I’m always skeptical of using only anglo-saxon sources to arrive to the conclusion that England was “better”, even more when it comes to archenemy France.

Since you asked, here are a few. It tends toward the academic, but they’re more readable than people assume. They are all still available and not too pricey the way some academic books are. These in addition to The Great Cat Massacre linked above, which is werid and fun in a way academic works usually aren’t.

Eric Hobsbawm’s Age of. . . series provide good overviews of the modern era (1789-1991) broken up into discreet sub-eras. It’s good and accessible unless you have a total aversion to his theoretical approach. Of these, probably start with this as it gives a good overview of European history and investigate the others if you find them particularly striking.

George Rude’s The Crowd in History: A Study of Popular Disturbances in France And England, 1730-1848 is a bit old but does a comparative history of France and England. Historiographically important for helping start the now standard trend of ‘bottom-up’ and social history (i.e., not ‘great men’ creating change, but rather ordinary people).

Lynn Hunt’s classic in cultural history that might explain why the French were so violent following the French Revolution (briefly, the experience of the Revolution showed them how they could bring about change via political action).

Vanessa Schwartz’ Spectacular Realities for how Paris (and, by extension, Europe itself) became relatively stable during the end of the nineteenth century. This is a personal favorite.

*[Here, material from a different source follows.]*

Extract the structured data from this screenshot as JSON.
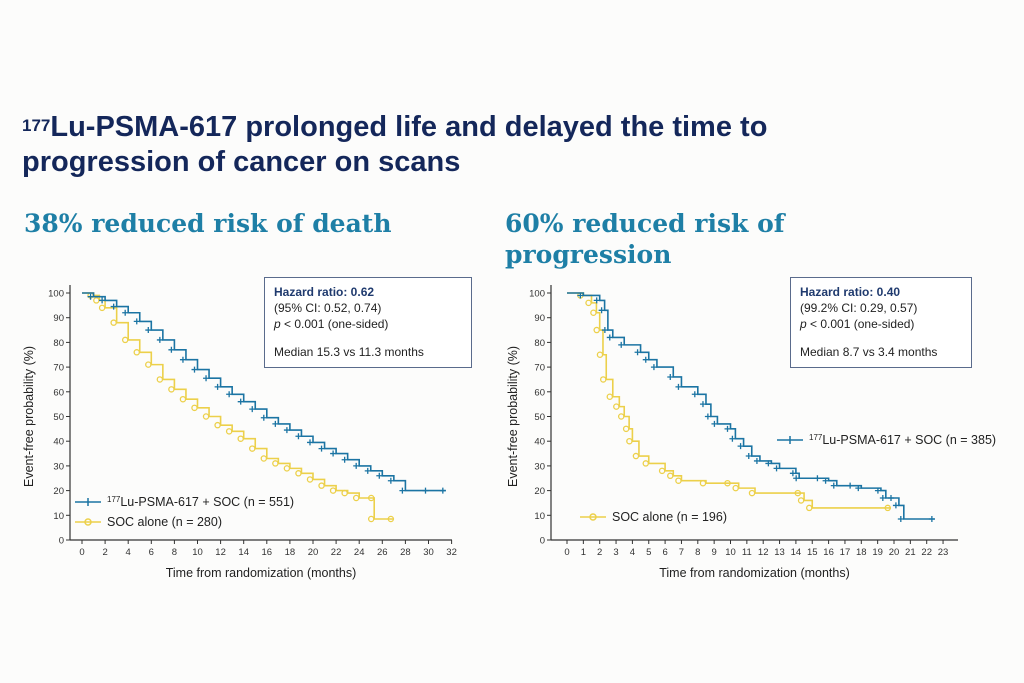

Victorian Babylon, which is similar to the above, but about how London (so not as cool as the one about Paris) became modern and the results of it.

For the record, I am always and forever #TeamFrance when it comes to France vs. England/Britain.

Which is perfectly fine, good even!

In this case there is an element of fact to it. The question here is about the 19th century revolutionary violence, and why did England have less of it? Less revolutions, regime change, people killed in violent protests. And it is a matter of historical record that, comparatively, England did have less. So they did in fact do better in this narrow context.

Nothing about culture, cuisine, or government aside from that. Was the British parliamentary monarchy better than the French absolute one? Eh matter of debate and criteria you use to judge (i.e. effectiveness, nobility, economy, personal freedom, view from the bottom etc.). But when it came to avoiding the violence and unrest England did do the 19th century better, so we are spitballing why :)

Really Excellent response. I’d only add in that France had a history of political and social instability that predated Louis XIV’s Ancien Regime, really since the Hundred Years War. The apparent stability during the reigns of the Troi Louis from the death of Mazarin to the financial troubles of Louis XVI that led to the Revolution really are an outlier.

Thanks for all the great responses. I did assume the relative stability of England’s political system and instability of France’s had to play a huge part of it. The English system did have time to mature before the French really got a chance to start.

And while I only mention French violence toward other French they were surely not the only country on the continent to kill it’s own. The latter Spanish Civil War, and events like the more recent Bosnian War stand out. And of course the Nazi’s willingness to kill other Germans based on races or religion.

“Better” in this context simply means better at navigating the emerging world system–a system that, surprise surprise, the British were at the forefront of shaping. It’s not a moral judgment at all, just as “modern” is not ipso facto a “good” adjective. It’s just descriptive.

I’d add to the great responses so far that Britain had the luxury of being on an island defended by the best fleet in the world at the time, essentially eliminating any external existential threat. France, on the other hand, was neck deep in continental affairs, particularly unification movements in Italy and Germany. At the same time foreign powers actively intervened in their internal politics as regime status quo in France was seen as critical to the post-Napoleonic status quo. Also, Britain’s trade network and early growth of manufacturing made it less susceptible to the economic shocks that blew up in the 1840s.